The prevailing narrative was a global economy powered by free markets and progressive politics. Many people have stopped believing in the story of globalization. This is particularly true of communities that feel locked out of global markets, as seen with Brexit, growing nationalization in India and a new wave of nationalism in Europe. There is now a concerted effort to go back to the good old days. Global collaboration has drastically improved human development. More people die from obesity today than from malnutrition. More people die from suicide than war. And more people die from old age than from disease. We have made tremendous progress, but the benefits haven’t been distributed equally.

We can’t tackle global problems with unilateral action. Let’s take climate change as an example. We can’t address climate change if one country reduces its carbon emission. There are estimated to be 1.2 billion climate refugees by 2050. Even if nations choose not to reduce their emissions or change their policies, they will still see the impact of the climate crisis. The world is interconnected and interdependent. We need universal principles and local solutions.

Lost Imagination

Perhaps the greatest marker of the late 2010s and early 2020s is our reliance on historical memory. During the Renaissance, people were searching for new answers. The period was characterized by boundless curiosity and discovery. Artists, scientists and scholars were actively looking for new solutions and wealthy benefactors were willing to sponsor their endeavors. Today, we seem to be more comfortable replaying or remixing old songs than creating new sounds.

We have more movie sequels than ever before in history. In the 1990s, just 11.7% of the domestic box office went to sequels, whereas in the ten years between 2014 and 2023, it was an average of 41.7%. Not only does this demonstrate a lack of creativity but a prevailing culture of playing it safe and being rewarded for the familiar rather than exploring the unknown. From an audience perspective, the familiarity of existing ideas, narratives and norms makes people feel more comfortable amid an uncertain world. A similar trend could be seen with the rise of Y2K fashion and Gen-Z channeling the 1990s core.

The yearning for nostalgia conceals a lack of imagination. If companies, producers and creators continue to feed this nostalgia we end up in an unimaginative feedback loop. We need leaders who have the vision to create new stories rather than mimic the old. With everything that’s happened in the last five years—the first global pandemic in a century, looming planetary destruction and multiple wars—it feels like we have given up on the future. Brands that can show imagination and originality will become pioneers of the new age.

Next-Gen Innovation

Across the globe, multinational corporations are cutting costs and getting back to profitability. Leaders are working hard to align budgets with slower revenue growth. Nonetheless, leaders shouldn’t sacrifice long-term ambitions for short-term gains. The greatest danger is not being prepared for the future. There is little point in short-term cost reduction without a clearly defined strategy. Having a shared vision for the future makes all cost-cutting and investment activities strategic, not tactical. You can start connecting with future consumers and build brand relevance. Without a future strategy, cutting costs to post better-than-expected quarterly returns could be a downward spiral to extinction.

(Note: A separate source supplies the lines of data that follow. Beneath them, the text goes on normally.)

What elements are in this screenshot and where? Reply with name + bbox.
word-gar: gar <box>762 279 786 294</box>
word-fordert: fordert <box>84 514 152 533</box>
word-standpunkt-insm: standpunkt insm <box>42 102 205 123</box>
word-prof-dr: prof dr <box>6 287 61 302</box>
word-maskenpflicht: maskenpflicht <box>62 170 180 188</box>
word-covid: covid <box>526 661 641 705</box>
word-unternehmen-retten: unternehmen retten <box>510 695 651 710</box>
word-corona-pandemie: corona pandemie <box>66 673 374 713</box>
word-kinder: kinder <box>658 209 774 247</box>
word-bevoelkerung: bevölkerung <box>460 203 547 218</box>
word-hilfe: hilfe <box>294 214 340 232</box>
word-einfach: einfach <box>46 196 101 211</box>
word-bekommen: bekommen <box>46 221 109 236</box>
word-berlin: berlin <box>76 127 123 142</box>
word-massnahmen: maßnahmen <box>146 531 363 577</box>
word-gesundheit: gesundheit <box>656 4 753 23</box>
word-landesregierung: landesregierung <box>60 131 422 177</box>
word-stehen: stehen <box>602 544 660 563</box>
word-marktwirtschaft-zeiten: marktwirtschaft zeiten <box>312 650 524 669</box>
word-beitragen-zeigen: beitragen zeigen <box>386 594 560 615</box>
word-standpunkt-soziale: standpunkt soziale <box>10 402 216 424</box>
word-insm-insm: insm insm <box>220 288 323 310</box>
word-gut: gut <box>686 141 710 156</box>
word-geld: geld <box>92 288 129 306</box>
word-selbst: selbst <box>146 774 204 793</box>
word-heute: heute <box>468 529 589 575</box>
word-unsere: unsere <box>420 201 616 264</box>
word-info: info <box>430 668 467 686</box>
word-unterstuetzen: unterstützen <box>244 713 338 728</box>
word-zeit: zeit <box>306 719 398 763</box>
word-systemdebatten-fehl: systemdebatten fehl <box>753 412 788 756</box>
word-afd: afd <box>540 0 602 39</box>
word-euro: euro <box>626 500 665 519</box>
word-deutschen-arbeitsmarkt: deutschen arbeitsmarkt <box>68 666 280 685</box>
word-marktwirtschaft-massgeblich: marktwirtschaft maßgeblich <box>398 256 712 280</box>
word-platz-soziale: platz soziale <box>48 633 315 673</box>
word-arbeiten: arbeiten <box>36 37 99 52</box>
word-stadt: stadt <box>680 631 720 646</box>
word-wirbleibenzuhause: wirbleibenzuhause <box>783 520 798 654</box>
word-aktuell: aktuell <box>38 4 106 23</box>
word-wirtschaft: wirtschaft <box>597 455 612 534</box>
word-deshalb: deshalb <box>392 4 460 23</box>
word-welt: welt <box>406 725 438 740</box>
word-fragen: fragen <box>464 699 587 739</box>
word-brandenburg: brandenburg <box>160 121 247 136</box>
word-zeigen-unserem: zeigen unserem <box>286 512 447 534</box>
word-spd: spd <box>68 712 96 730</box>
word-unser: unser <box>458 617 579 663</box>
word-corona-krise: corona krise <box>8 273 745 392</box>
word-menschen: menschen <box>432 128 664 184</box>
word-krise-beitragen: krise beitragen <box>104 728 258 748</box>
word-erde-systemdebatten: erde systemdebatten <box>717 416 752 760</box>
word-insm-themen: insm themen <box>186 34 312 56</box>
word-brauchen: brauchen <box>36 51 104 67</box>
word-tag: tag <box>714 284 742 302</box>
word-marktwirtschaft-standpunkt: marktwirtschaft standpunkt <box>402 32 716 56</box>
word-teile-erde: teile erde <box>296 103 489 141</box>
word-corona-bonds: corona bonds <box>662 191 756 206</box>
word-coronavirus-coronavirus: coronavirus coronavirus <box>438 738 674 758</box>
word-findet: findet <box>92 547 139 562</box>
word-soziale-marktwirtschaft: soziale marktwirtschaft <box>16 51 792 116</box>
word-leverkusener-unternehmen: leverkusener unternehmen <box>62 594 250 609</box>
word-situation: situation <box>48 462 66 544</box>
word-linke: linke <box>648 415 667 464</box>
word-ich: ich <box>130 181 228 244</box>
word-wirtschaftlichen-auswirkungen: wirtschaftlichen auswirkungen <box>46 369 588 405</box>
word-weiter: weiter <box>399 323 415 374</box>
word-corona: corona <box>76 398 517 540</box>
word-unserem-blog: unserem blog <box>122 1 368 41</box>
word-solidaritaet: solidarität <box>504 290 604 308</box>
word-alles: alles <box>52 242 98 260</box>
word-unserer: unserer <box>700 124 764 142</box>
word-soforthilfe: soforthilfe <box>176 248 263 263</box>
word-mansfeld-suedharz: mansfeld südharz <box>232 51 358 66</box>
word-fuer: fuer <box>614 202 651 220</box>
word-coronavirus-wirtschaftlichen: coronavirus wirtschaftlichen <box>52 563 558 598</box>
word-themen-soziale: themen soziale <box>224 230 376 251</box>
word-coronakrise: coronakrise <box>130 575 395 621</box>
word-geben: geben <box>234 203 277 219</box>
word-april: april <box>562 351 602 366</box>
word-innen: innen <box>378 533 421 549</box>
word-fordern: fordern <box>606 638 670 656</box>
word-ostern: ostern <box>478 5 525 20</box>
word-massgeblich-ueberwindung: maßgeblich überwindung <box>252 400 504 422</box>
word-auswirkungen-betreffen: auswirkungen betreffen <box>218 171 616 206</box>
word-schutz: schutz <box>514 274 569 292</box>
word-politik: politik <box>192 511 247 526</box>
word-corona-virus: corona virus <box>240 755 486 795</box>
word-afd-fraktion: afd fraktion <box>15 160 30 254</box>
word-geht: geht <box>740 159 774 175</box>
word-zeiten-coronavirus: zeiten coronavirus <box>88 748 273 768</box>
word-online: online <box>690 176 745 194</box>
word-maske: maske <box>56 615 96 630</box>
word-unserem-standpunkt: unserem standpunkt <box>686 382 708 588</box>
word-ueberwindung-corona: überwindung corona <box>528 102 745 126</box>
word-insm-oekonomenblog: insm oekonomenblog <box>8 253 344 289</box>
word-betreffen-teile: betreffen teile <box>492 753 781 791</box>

Brands need to constantly update, innovate and reinvent themselves. Even the world’s most valuable and famous brand Nike has struggled due to lack of product innovation. The company focused so much on the past—and the success of its most iconic cultural lines like Air Force 1 and Air Jordan 1—that it stopped investing in the future. As consumer markets become more saturated, competitive and sluggish. Embracing product innovation and new audiences can be the engine of marketing growth. Companies need to seek new opportunities because today’s best practice is tomorrow’s dead end.